The newly renovated historic Estey pipe organ at Community United Methodist Church in Coeur d’Alene is more than an instrument. The congregation views it as a member of the choir, the spirit of the church.
“For congregations that still offer traditional worship services … there is nothing quite like a pipe organ,” said Mark Haberman, avid organist and chairperson of the organ renovation committee. “The pipe organ envelopes you, it’s like when you sing, the vibrating column of air makes the pipe organ almost one of the congregation.”
The pipe organ has been at the center of their musical worship for just about as long as the congregation has been a congregation.
The original worship facility was built in 1908 and the pipe organ was installed shortly after in 1909. It served faithfully for decades, undergoing a major period of repair in 1978 when the console (keyboard control area) was replaced and the number of pipes was nearly doubled. When the congregation decided to move to a new building in 1993, the pipe organ was removed, stored for a time and, in 1994, reinstalled in the new church.

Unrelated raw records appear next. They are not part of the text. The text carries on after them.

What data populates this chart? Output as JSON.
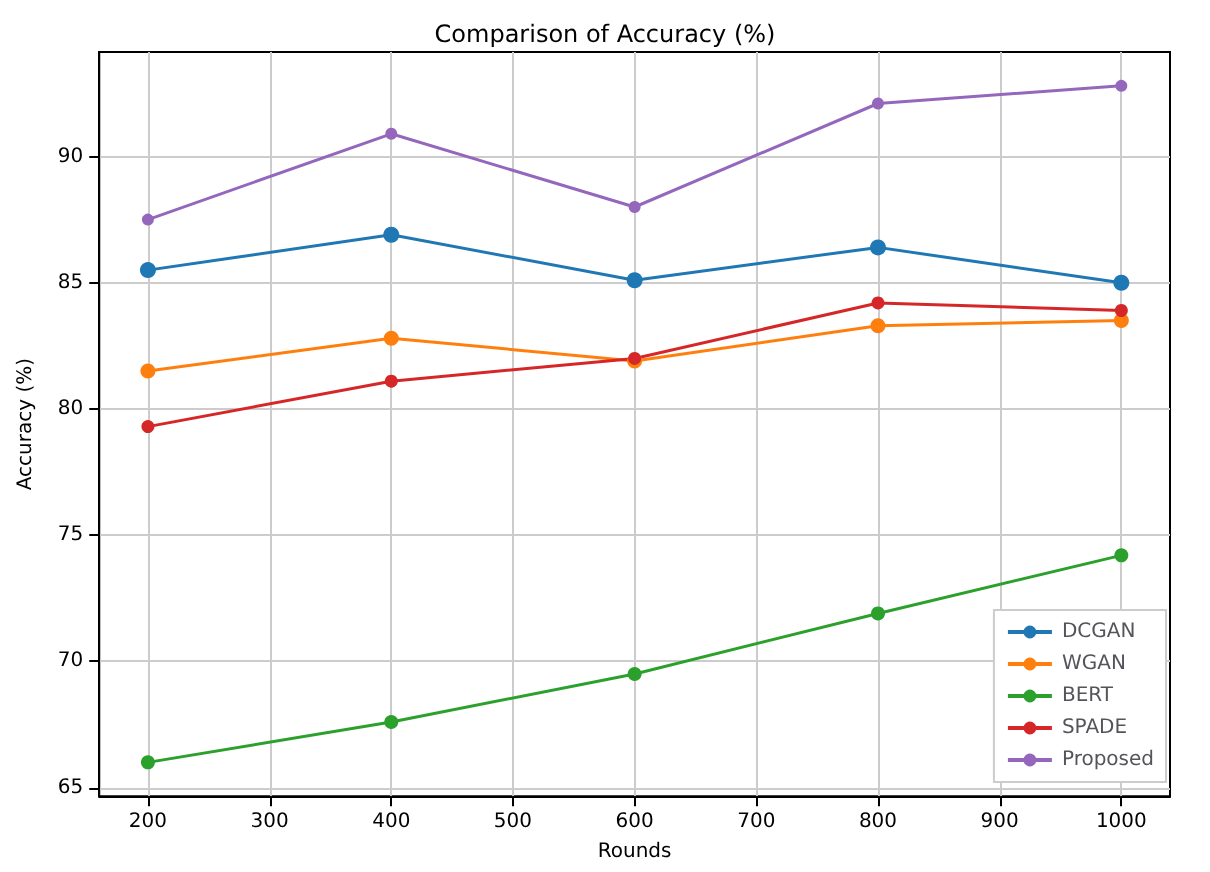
{
  "chart_data": {
    "type": "line",
    "title": "Comparison of Accuracy (%)",
    "xlabel": "Rounds",
    "ylabel": "Accuracy (%)",
    "x": [
      200,
      400,
      600,
      800,
      1000
    ],
    "series": [
      {
        "name": "DCGAN",
        "color": "#1f77b4",
        "values": [
          85.5,
          86.9,
          85.1,
          86.4,
          85.0
        ]
      },
      {
        "name": "WGAN",
        "color": "#ff7f0e",
        "values": [
          81.5,
          82.8,
          81.9,
          83.3,
          83.5
        ]
      },
      {
        "name": "BERT",
        "color": "#2ca02c",
        "values": [
          66.0,
          67.6,
          69.5,
          71.9,
          74.2
        ]
      },
      {
        "name": "SPADE",
        "color": "#d62728",
        "values": [
          79.3,
          81.1,
          82.0,
          84.2,
          83.9
        ]
      },
      {
        "name": "Proposed",
        "color": "#9467bd",
        "values": [
          87.5,
          90.9,
          88.0,
          92.1,
          92.8
        ]
      }
    ],
    "xlim": [
      160,
      1040
    ],
    "xticks": [
      200,
      300,
      400,
      500,
      600,
      700,
      800,
      900,
      1000
    ],
    "ylim": [
      64.66,
      94.14
    ],
    "yticks": [
      65,
      70,
      75,
      80,
      85,
      90
    ],
    "grid": true,
    "legend": "bottom right",
    "marker": "circle",
    "line_style": "solid"
  }
}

By 2015, it was clear the pipe organ had again fallen into disrepair. After more than 100 years of use, the windchest system – the pipe organ equivalent to the hammers in a piano – was becoming unreliable. The organists were forced to learn workarounds. Playing had become less of a joy and much more of a battle. They just couldn’t trust the keys and stops to produce the necessary sounds. so the congregation formed a renovation committee and set to work recording how and what needed to be done.
“We wanted to create an instrument that would serve this congregation for decades to come, something of beauty,” Haberman said. “For this congregation this whole process has been one of great love. Honoring the past while looking to the future.”
When it came time to renovate the organ the committee had the chance to increase the range of sounds it could produce. Adding a pipe or series of pipes to an organ is more akin to adding an instrument to an orchestra than a string to a piano; the organ was missing a trumpet.
“With pipe organ building you’re commissioning a work of art,” Haberman said. “We wanted to add some colors to our palette. You can imagine a painter who says, ‘You know, for a richer painting, I want additional colors,’ different types of sounds that might have been missing. Organists have a sense of what might be missing.”
Today, after a little more than three years of work, the latest renovations and repairs are complete with an entirely new windchest system and an additional 300 or so pipes, all of which have been recycled from dismantled vintage organs. This leaves the final count at 1,581, a quarter of which remain from the original 1909 installation.
Sunday afternoon, the pipe organ will be rededicated during a recital celebration at the church. Haberman and fellow organists Bryl Cinnamon and Cynthia Marlette will perform a series of works that showcase the pipe organ’s expressive range and depth.
Two of the featured pieces were specially commissioned for the dedication ceremony. Cinnamon will perform David Dahl’s Prelude on “Eventide” and the church’s chancel choir will join Marlette in Mark Wilberg’s “Jerusalem, My Happy Home.”
This story has been updated to reflect the correct name of the church.